Hacía tiempo que no escuchaba nada de Ser Jaime, el hermano mayor de Tyrion y primogénito de la principal familia Lannister. Sansa creía también que estaba muerto. Pero al parecer no. Y al parecer se dirigía allí, a Roca Casterly, ya sea con o sin buenas intenciones. El caso era que regresaba a casa después de todo ese tiempo.
El corazón le latía fuerte. Con suavidad se giró a ver a Tommen. El muchacho se veía tenso y pálido, lo cual se evidenciaba en los nudillos de la mano que mantenía en un puño, apretando con fuerza los barrotes. Era comprensible.
Su padre. Tommen se había enterado que su tío Jaime en realidad era su padre, en la época en que su reinado en Desembarco del Rey se desmoronaba y su madre caía en desgracia. Sansa estaba segura que uno de sus peores traumas era saber que su verdadero origen provenía del incesto de Cersei y Jaime. Nunca se tocaba ese tema en la Roca. Un velo oscuro se había corrido para esa parte indignante de la vida de Tommen. Con su madre muerta y su padre desaparecido, bien lograron aparentar completa indiferencia ante lo evidente, ante uno de los temas de cotilleo más frecuentes en el continente.
Pero ahora…que significaba que ser Jaime volviera a su hogar.
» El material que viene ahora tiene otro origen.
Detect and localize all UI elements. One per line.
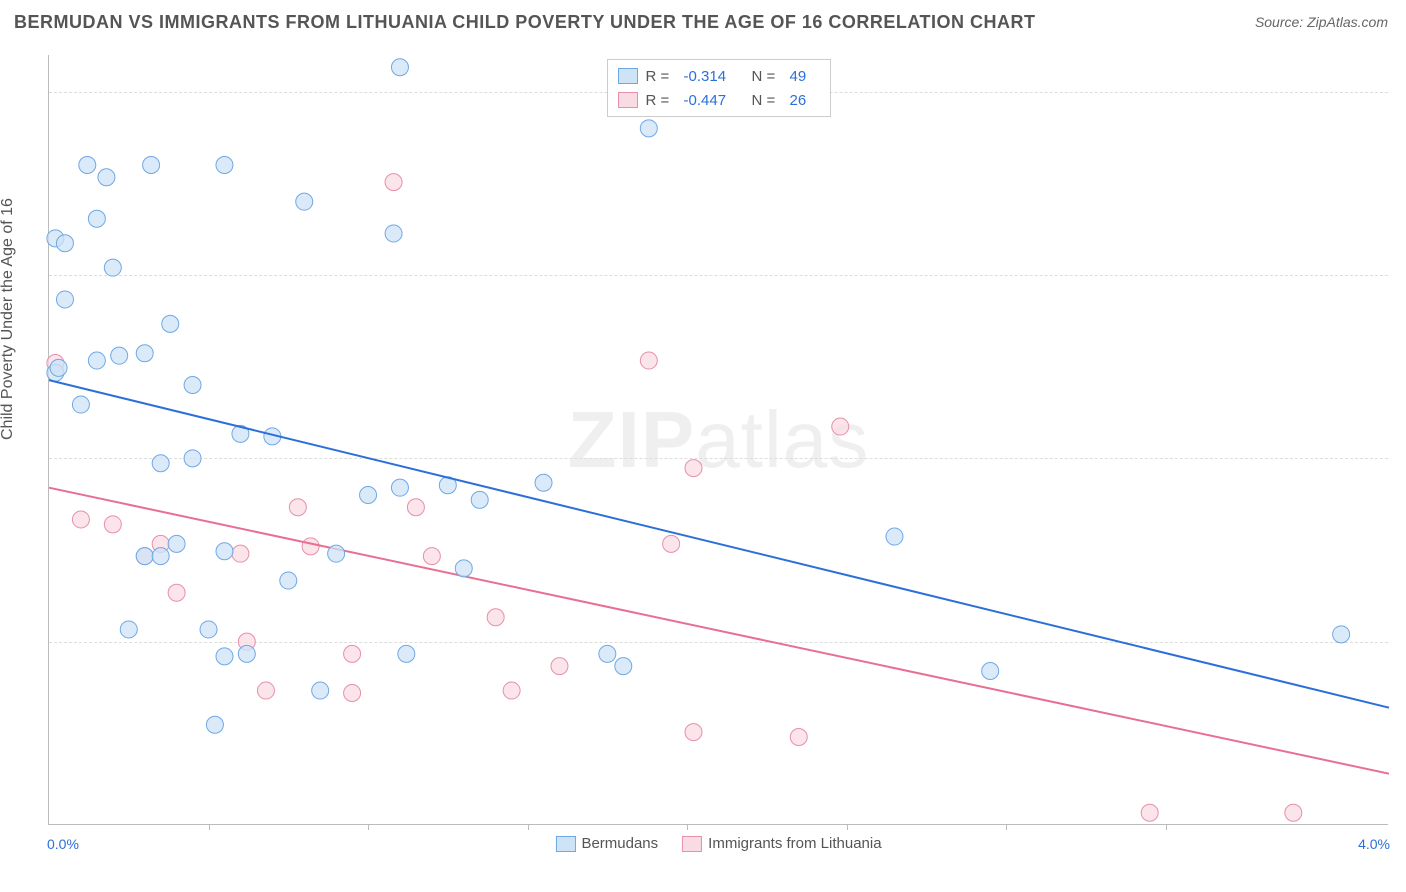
data-point-bermudans [184, 450, 201, 467]
data-point-bermudans [535, 474, 552, 491]
data-point-bermudans [104, 259, 121, 276]
data-point-lithuania [407, 499, 424, 516]
chart-title: BERMUDAN VS IMMIGRANTS FROM LITHUANIA CH… [14, 12, 1036, 33]
data-point-bermudans [385, 225, 402, 242]
data-point-bermudans [56, 291, 73, 308]
data-point-lithuania [302, 538, 319, 555]
data-point-bermudans [184, 377, 201, 394]
data-point-bermudans [599, 645, 616, 662]
data-point-lithuania [72, 511, 89, 528]
data-point-bermudans [111, 347, 128, 364]
x-axis-max-label: 4.0% [1358, 836, 1390, 852]
data-point-lithuania [640, 352, 657, 369]
data-point-lithuania [487, 609, 504, 626]
data-point-bermudans [162, 315, 179, 332]
r-value-lithuania: -0.447 [684, 92, 744, 109]
data-point-bermudans [206, 716, 223, 733]
chart-container: BERMUDAN VS IMMIGRANTS FROM LITHUANIA CH… [0, 0, 1406, 892]
data-point-lithuania [685, 724, 702, 741]
series-legend: Bermudans Immigrants from Lithuania [555, 835, 881, 852]
data-point-lithuania [832, 418, 849, 435]
data-point-lithuania [257, 682, 274, 699]
data-point-bermudans [216, 543, 233, 560]
data-point-bermudans [328, 545, 345, 562]
legend-row-bermudans: R = -0.314 N = 49 [618, 64, 820, 88]
data-point-lithuania [104, 516, 121, 533]
swatch-lithuania-icon [682, 836, 702, 852]
data-point-lithuania [344, 685, 361, 702]
legend-label-lithuania: Immigrants from Lithuania [708, 835, 881, 852]
data-point-lithuania [423, 548, 440, 565]
data-point-bermudans [471, 491, 488, 508]
x-tick-mark [1166, 824, 1167, 830]
data-point-lithuania [289, 499, 306, 516]
data-point-lithuania [232, 545, 249, 562]
data-point-bermudans [120, 621, 137, 638]
data-point-bermudans [391, 59, 408, 76]
data-point-bermudans [640, 120, 657, 137]
data-point-bermudans [136, 548, 153, 565]
swatch-lithuania [618, 92, 638, 108]
data-point-lithuania [551, 658, 568, 675]
data-point-bermudans [312, 682, 329, 699]
data-point-lithuania [790, 729, 807, 746]
data-point-bermudans [216, 648, 233, 665]
source-label: Source: ZipAtlas.com [1255, 14, 1388, 30]
data-point-bermudans [152, 455, 169, 472]
x-tick-mark [687, 824, 688, 830]
data-point-bermudans [280, 572, 297, 589]
x-axis-min-label: 0.0% [47, 836, 79, 852]
plot-area: ZIPatlas 7.5%15.0%22.5%30.0% R = -0.314 … [48, 55, 1388, 825]
data-point-bermudans [391, 479, 408, 496]
data-point-bermudans [98, 169, 115, 186]
x-tick-mark [528, 824, 529, 830]
data-point-lithuania [503, 682, 520, 699]
legend-label-bermudans: Bermudans [581, 835, 658, 852]
r-value-bermudans: -0.314 [684, 68, 744, 85]
x-tick-mark [209, 824, 210, 830]
data-point-lithuania [1141, 804, 1158, 821]
regression-line-lithuania [49, 488, 1389, 774]
legend-item-bermudans: Bermudans [555, 835, 658, 852]
data-point-bermudans [72, 396, 89, 413]
data-point-lithuania [385, 174, 402, 191]
data-point-bermudans [360, 487, 377, 504]
swatch-bermudans-icon [555, 836, 575, 852]
data-point-bermudans [1333, 626, 1350, 643]
data-point-bermudans [88, 352, 105, 369]
data-point-lithuania [168, 584, 185, 601]
n-value-lithuania: 26 [790, 92, 820, 109]
data-point-bermudans [56, 235, 73, 252]
data-point-bermudans [615, 658, 632, 675]
data-point-bermudans [136, 345, 153, 362]
data-point-lithuania [1285, 804, 1302, 821]
x-tick-mark [368, 824, 369, 830]
data-point-bermudans [50, 359, 67, 376]
chart-svg [49, 55, 1388, 824]
data-point-bermudans [88, 210, 105, 227]
data-point-bermudans [238, 645, 255, 662]
legend-item-lithuania: Immigrants from Lithuania [682, 835, 881, 852]
data-point-bermudans [143, 157, 160, 174]
data-point-bermudans [79, 157, 96, 174]
y-axis-label: Child Poverty Under the Age of 16 [0, 198, 17, 440]
x-tick-mark [847, 824, 848, 830]
correlation-legend: R = -0.314 N = 49 R = -0.447 N = 26 [607, 59, 831, 117]
data-point-bermudans [152, 548, 169, 565]
data-point-bermudans [455, 560, 472, 577]
data-point-bermudans [200, 621, 217, 638]
data-point-bermudans [296, 193, 313, 210]
data-point-lithuania [663, 535, 680, 552]
data-point-bermudans [168, 535, 185, 552]
data-point-bermudans [886, 528, 903, 545]
x-tick-mark [1006, 824, 1007, 830]
data-point-bermudans [982, 663, 999, 680]
data-point-lithuania [685, 460, 702, 477]
legend-row-lithuania: R = -0.447 N = 26 [618, 88, 820, 112]
data-point-lithuania [344, 645, 361, 662]
data-point-bermudans [398, 645, 415, 662]
n-value-bermudans: 49 [790, 68, 820, 85]
data-point-bermudans [216, 157, 233, 174]
swatch-bermudans [618, 68, 638, 84]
Y porque todos estaban tan nerviosos ante la perspectiva de su llegada. Sansa no lo entendía. Tyrion era el lord Protector de Occidente por mandato de la reina y nada podría cambiar eso. Sansa no creía que ser Jaime llegara, sólo con el único fin de enfrentarse a su hermano y reclamar algo que abandonó por cinco años.
Quiso tomar de la mano a Tommen. O tranquilizarlo de alguna manera. Pero no se atrevía. No mientras se escondían de algo que en realidad no deberían estar escuchando, al menos él. Ahora Sansa se arrepentía de haberlo arrastrado irreflexivamente con ella, ante algo que podría lastimarlo profundamente.
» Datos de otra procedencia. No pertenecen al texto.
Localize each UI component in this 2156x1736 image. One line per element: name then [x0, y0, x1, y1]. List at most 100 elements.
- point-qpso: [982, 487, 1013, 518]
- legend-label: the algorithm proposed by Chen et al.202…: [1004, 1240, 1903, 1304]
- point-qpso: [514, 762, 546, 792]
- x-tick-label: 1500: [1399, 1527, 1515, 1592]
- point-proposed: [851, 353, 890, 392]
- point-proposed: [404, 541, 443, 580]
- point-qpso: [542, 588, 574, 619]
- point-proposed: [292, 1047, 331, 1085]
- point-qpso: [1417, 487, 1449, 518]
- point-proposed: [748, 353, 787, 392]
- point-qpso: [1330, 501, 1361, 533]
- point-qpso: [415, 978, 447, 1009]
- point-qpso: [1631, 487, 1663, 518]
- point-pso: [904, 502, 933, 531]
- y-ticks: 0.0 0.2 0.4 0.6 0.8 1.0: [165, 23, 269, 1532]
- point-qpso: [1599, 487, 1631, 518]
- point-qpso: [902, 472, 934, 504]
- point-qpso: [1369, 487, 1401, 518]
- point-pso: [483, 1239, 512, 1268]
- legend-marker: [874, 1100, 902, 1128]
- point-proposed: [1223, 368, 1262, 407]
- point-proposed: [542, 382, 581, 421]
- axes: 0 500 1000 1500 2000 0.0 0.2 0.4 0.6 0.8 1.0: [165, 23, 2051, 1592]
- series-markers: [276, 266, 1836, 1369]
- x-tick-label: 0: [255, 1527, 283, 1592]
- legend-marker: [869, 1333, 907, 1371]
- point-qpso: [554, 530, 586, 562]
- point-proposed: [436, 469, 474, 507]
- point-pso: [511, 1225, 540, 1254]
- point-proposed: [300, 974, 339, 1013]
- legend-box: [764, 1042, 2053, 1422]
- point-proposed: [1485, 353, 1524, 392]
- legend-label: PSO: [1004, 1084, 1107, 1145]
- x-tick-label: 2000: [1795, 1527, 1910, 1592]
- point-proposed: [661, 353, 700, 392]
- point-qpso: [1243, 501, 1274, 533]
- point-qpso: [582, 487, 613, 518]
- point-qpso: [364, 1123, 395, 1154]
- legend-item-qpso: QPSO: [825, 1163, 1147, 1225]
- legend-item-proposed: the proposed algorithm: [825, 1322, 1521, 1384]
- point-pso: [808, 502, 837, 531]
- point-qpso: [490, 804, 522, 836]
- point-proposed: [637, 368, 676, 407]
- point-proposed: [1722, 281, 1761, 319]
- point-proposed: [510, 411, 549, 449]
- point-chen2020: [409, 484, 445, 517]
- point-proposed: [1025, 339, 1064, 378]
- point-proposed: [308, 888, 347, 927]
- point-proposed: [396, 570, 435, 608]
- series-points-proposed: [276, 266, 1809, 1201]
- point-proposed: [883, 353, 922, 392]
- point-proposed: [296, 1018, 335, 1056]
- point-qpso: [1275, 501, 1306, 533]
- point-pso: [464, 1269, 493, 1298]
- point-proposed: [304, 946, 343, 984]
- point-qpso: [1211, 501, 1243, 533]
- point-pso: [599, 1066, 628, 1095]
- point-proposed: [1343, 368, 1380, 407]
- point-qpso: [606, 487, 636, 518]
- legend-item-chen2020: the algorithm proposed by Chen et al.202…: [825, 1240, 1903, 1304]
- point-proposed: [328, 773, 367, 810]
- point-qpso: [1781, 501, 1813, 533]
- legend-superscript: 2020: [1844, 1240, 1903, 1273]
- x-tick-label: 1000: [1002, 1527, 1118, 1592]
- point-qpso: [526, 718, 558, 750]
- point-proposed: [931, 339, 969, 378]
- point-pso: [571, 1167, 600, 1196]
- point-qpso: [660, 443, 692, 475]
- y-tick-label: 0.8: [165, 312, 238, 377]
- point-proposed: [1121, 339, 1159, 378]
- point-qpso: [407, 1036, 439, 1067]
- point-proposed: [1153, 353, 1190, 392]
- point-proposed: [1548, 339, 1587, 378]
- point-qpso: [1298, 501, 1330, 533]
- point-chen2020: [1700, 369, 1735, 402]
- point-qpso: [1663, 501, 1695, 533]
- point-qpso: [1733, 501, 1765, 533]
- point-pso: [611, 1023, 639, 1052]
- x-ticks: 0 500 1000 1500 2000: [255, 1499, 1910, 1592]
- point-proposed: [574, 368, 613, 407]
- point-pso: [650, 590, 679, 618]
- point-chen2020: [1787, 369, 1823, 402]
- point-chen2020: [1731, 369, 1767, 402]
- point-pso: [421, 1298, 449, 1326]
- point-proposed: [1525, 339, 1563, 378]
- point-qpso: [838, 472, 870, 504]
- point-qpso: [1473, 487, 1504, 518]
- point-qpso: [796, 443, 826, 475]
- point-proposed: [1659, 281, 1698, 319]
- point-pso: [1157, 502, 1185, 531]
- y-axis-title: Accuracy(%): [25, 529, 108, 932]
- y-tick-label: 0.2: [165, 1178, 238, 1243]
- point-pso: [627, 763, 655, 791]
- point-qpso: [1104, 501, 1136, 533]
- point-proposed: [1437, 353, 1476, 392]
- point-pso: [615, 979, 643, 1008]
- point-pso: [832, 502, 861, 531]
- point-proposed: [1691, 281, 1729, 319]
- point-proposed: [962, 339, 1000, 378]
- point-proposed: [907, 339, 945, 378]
Cometes error tras error, Sansa.
Con la culpa carcomiéndole se animó a levantar un poco la cabeza y echar un vistazo. Lady Amerei estaba sentada junto a su madre con el ceño fruncido y cuchicheaba algo con ella. Lady Dorna estaba a su lado pero sin participar en la conversación. Tenía el rostro preocupado. Lancel seguía en la ventana del fondo ajeno pero con la mirada fija en los demás, quienes, para Sansa, se encontraban fuera de su limitada visión.
-Insisto en que no se debiera hablar de esta cuestión sin antes tener una confirmación certera de que mi sobrino sigue con vida. Podría ser un embaucador, de esos que abundan por las tierras de los ríos, quien podría estar haciéndose pasar por él-, insistió Lady Genna, consternada por primera vez, para variar.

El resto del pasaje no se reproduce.